A Campanha Janeiro Branco nos lembra que saúde mental precisa ser tratada como prioridade, e isso inclui reconhecer fatores que muitas vezes passam despercebidos no cuidado emocional. E a nutrição ocupa um papel central nessa escala de importância.
Não se trata de simplificar problemas psicológicos a escolhas alimentares, mas de compreender que o cérebro depende de nutrientes específicos para regular humor, foco, memória e disposição.
A ciência já demonstrou que neurotransmissores como serotonina e dopamina, fundamentais para bem-estar emocional e concentração, têm origem metabólica. Cerca de 90% da serotonina, por exemplo, é produzida no intestino, o que ajuda a regular o movimento, a sensibilidade intestinal, influenciando diretamente o humor e o equilíbrio emocional.
Isso significa que uma alimentação pobre em nutrientes essenciais, rica em ultraprocessados e açúcar cria um ambiente inflamatório que afeta diretamente o eixo intestino-cérebro. Isso resulta em maior irritabilidade, variações de humor, fadiga mental e dificuldade de concentração.
Pacientes que apresentam queda de performance no trabalho, lapsos de memória ou sensação constante de cansaço, por exemplo, é comum estarem com deficiências nutricionais silenciosas como baixos níveis de ferro, B12, magnésio, ômega-3 e vitamina D.
Nesses casos, quando há déficit comprovado, a reposição nutricional, inclusive por vias injetáveis, quando indicada pelo médico, pode ser uma alternativa para otimizar a recuperação e corrigir carências de forma mais rápida e eficaz. Trata-se de uma ferramenta salutar utilizada de forma criteriosa e sempre baseada em avaliação clínica e exames.
Outro ponto negligenciado é o papel da inflamação crônica de baixo grau, que pode ser desencadeada por uma dieta rica em frituras, açúcar, álcool e aditivos químicos. Esse processo inflamatório interfere diretamente na capacidade do cérebro de aprender, lembrar e se adaptar. Não é coincidência que muitos pacientes, ao adotarem uma alimentação mais equilibrada, relatam melhora no humor, mais clareza mental e uma produtividade mais sustentável.
Vale destacar o efeito positivo na saúde intestinal. Um intestino saudável influencia diretamente a produção de neurotransmissores e hormônios ligados ao humor. Por isso, estratégias como aumentar a ingestão de fibras, consumir probióticos, reduzir alimentos inflamatórios e a alimentação suplementar (em alguns casos) podem ser decisivas para quem busca mais estabilidade emocional e desempenho cognitivo.

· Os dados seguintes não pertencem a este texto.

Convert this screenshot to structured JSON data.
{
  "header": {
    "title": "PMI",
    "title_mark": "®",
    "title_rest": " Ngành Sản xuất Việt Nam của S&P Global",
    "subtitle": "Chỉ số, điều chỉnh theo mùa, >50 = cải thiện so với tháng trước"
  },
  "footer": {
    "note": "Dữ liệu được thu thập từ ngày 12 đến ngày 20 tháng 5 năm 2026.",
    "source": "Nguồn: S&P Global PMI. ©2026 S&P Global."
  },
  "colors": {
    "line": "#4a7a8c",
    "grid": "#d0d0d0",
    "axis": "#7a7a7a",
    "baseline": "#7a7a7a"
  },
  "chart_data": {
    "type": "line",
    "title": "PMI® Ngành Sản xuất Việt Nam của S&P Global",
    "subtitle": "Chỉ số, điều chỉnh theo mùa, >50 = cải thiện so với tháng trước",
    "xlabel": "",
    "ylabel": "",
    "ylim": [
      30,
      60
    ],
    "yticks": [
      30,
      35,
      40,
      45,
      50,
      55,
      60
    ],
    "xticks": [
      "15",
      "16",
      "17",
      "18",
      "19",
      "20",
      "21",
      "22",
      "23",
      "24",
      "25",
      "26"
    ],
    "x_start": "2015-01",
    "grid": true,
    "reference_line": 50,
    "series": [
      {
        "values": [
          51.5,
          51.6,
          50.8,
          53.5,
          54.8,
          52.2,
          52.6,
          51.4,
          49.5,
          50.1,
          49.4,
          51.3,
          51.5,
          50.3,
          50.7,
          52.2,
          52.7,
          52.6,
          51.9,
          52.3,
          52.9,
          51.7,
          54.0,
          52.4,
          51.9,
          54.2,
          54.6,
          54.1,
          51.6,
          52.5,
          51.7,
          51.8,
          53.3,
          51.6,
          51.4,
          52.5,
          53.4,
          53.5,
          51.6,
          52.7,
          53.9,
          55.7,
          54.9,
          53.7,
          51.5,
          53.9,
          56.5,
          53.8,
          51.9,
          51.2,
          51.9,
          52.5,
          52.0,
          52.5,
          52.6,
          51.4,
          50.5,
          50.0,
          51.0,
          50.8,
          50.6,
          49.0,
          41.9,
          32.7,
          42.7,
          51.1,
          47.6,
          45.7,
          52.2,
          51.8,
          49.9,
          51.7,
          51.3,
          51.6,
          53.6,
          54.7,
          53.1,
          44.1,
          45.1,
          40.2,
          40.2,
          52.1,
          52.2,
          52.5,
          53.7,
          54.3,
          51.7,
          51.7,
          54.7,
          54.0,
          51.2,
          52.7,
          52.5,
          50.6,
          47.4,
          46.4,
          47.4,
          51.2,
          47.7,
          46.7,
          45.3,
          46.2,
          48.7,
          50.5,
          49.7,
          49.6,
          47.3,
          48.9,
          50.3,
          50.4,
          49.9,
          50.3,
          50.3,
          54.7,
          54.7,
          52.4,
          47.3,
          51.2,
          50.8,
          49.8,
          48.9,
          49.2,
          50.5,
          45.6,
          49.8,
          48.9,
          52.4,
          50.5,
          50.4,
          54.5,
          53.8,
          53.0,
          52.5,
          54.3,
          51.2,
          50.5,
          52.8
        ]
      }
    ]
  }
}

E quando o intestino não consegue desempenhar adequadamente sua função de digestão e absorção de nutrientes, a nutrição endovenosa é uma abordagem indicada para ajudar a suprir as deficiências alimentares.
No entanto, vale reforçar: nutrição é parte de um tratamento amplo que inclui sono adequado, manejo de estresse, atividade física e, em muitos casos, acompanhamento psicológico e médico. Mas ignorar a nutrição é descartar uma peça fundamental desse conjunto.
Reconhecer a nutrição como parte do cuidado emocional amplia o sentido do Janeiro Branco: saúde mental não é abstrata, é prática diária. Quando oferecemos ao corpo os nutrientes certos, criamos condições para que a mente funcione com mais leveza, clareza e estabilidade, um passo essencial para viver com mais presença e bem-estar.